И тут Аристон яростно, вслепую взмахнул кинжалом. Но мгновенный, неестественный прилив сил, вызванный ужасом, отчаянным сознанием того, что нужно напрячься, вдруг кончился. Лезвие кинжала вонзилось в покрытую волдырями, почерневшую, исполосованную, искромсанную плоть меньше чем на полдюйма. Аристон вытащил кинжал из раны и тупо уставился на его кончик, с которого капала кровь. Потом попытался воткнуть его себе в грудь, но тоже безуспешно. У него не осталось сил.

Здоровенный палач навалился на него и вырвал кинжал.

Затем оба палача поглядели на Теламона и кивнули бритыми головами на умирающую девушку.

Стратег медленно склонил свою голову. Дело было проиграно, безнадежно проиграно. Каждый жест Аристона убеждал судей в его виновности, в том, что он совершил невероятное святотатство. Спорить было не о чем. Лучше облегчить рабыне ее страдания.

Один из палачей убил Арисбу мастерским ударом кинжала. Она умерла так скоропостижно, что из ее груди не успел даже вырваться последний крик, а раздалось только бульканье, и тут же все смолкло. Эфоры и свидетели потупились. Теламон имел право осудить ее на смерть. Она была рабыней, он спартанцем.

Сохраняя полное спокойствие, Теламон поднялся на ноги.

– Благородные эфоры! – почти ласково произнес он. – Мой дорогой буагор криптеи, калокагаты! У меня есть предложение. Вы не будете спорить, что я сослужил кое-какую службу нашему полису. Я прошу вас позволить мне в последний раз доказать мою преданность великой Спарте и не дать попрать ее честь. Мой сын осужден, хотя никто не может сказать, виновен он или нет. Разве гомойои, стратег или даже эфор способны распознать, что было на уме у этой бедной, сумасшедшей развратницы? Я думаю, она лгала.
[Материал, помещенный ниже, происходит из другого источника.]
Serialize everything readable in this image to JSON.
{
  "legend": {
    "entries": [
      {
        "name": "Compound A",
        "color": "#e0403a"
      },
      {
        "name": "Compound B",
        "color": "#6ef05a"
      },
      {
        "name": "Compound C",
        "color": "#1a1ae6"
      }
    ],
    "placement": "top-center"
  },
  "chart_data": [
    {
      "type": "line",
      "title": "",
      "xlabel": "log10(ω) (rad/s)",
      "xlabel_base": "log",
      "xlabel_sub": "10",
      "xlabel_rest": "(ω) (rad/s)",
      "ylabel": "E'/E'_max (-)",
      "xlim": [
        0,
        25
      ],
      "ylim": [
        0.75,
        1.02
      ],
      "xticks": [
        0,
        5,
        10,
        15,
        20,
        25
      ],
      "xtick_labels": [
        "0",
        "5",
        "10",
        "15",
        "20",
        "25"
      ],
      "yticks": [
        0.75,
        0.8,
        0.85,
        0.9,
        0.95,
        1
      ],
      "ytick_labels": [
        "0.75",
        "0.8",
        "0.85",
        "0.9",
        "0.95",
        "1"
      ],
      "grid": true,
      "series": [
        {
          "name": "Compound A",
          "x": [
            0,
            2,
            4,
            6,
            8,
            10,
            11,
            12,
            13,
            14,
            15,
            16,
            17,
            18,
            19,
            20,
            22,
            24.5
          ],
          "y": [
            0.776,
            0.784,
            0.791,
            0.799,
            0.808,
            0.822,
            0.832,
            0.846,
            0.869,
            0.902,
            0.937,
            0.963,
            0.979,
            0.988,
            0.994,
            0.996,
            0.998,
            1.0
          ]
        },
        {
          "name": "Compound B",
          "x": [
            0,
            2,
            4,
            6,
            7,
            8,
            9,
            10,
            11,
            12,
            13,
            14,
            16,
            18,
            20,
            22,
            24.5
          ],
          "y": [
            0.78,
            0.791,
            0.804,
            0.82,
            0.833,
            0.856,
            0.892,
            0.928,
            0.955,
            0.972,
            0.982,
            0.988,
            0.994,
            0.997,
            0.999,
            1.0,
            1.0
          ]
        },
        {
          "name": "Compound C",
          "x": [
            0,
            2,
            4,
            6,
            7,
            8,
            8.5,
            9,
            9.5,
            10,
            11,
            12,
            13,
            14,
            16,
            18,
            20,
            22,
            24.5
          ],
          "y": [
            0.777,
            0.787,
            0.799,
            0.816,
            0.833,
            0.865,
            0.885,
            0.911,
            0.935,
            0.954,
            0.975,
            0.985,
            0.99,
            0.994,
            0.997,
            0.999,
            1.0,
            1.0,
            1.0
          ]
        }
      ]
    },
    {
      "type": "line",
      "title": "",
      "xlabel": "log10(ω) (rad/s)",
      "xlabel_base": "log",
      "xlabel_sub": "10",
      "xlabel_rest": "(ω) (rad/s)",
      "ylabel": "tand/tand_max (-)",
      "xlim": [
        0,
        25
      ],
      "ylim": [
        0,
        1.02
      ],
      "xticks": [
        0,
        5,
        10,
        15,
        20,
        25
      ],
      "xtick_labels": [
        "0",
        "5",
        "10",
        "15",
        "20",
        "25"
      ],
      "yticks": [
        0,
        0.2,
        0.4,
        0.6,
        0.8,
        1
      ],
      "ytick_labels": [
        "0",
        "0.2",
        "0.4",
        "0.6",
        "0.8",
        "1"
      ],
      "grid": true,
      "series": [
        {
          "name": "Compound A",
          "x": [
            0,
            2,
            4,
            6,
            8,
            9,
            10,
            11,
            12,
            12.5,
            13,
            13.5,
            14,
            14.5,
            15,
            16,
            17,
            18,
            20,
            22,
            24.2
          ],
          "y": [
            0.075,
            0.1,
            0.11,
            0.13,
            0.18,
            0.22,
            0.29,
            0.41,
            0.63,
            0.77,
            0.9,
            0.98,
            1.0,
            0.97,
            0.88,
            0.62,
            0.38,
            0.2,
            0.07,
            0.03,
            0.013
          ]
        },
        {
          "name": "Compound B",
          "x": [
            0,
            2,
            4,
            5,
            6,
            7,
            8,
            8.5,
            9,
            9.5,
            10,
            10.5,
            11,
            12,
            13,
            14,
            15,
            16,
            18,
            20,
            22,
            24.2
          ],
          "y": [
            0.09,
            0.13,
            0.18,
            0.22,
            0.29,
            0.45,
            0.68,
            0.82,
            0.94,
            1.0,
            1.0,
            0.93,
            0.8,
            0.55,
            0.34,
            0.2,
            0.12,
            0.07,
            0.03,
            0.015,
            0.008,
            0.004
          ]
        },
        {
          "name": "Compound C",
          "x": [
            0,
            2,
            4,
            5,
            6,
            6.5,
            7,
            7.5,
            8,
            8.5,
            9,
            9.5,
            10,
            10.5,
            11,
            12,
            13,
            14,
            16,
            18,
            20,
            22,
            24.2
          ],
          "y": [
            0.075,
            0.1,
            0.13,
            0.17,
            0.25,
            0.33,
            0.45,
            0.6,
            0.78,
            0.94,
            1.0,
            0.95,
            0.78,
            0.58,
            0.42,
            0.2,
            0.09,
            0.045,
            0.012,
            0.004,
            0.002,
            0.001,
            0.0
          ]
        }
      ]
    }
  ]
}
Если б вы знали… благородную Алкмену, как знал ее я, вы бы поняли, что столь чудовищное святотатство было противно ее натуре. Но пусть все останется как есть! Да будет так…

– Дорогой буагор, – продолжал Теламон, – я хочу заключить с тобой сделку. Я откажусь от всех обвинений, выдвинутых против тебя и твоего человека, и дам в награду два таланта серебра, дабы возместить нанесенную вам обиду. А вы, с разрешения благородных эфоров, не будете возражать против передачи сына в мои руки. Я сам назначу ему наказание. Вы знаете меня, знаете, как мне дорога честь. Я не подведу вас!

Перимед улыбнулся. Он выиграл. Причем победа была полной. Он не только спас жизнь себе и Ксанфу, но и разбогател!

– Я согласен, великий стратег. ТВОЯ честь никогда не подвергалась сомнению. У меня нет возражений, – сказал он.

– Калокагаты, благородные эфоры, вы даруете мне это право? – спросил Теламон. Главный судья нахмурился.

– Мой дорогой стратег, – осторожно начал он, – а ты знаешь, каково наказание за это… за это тяжкое преступление?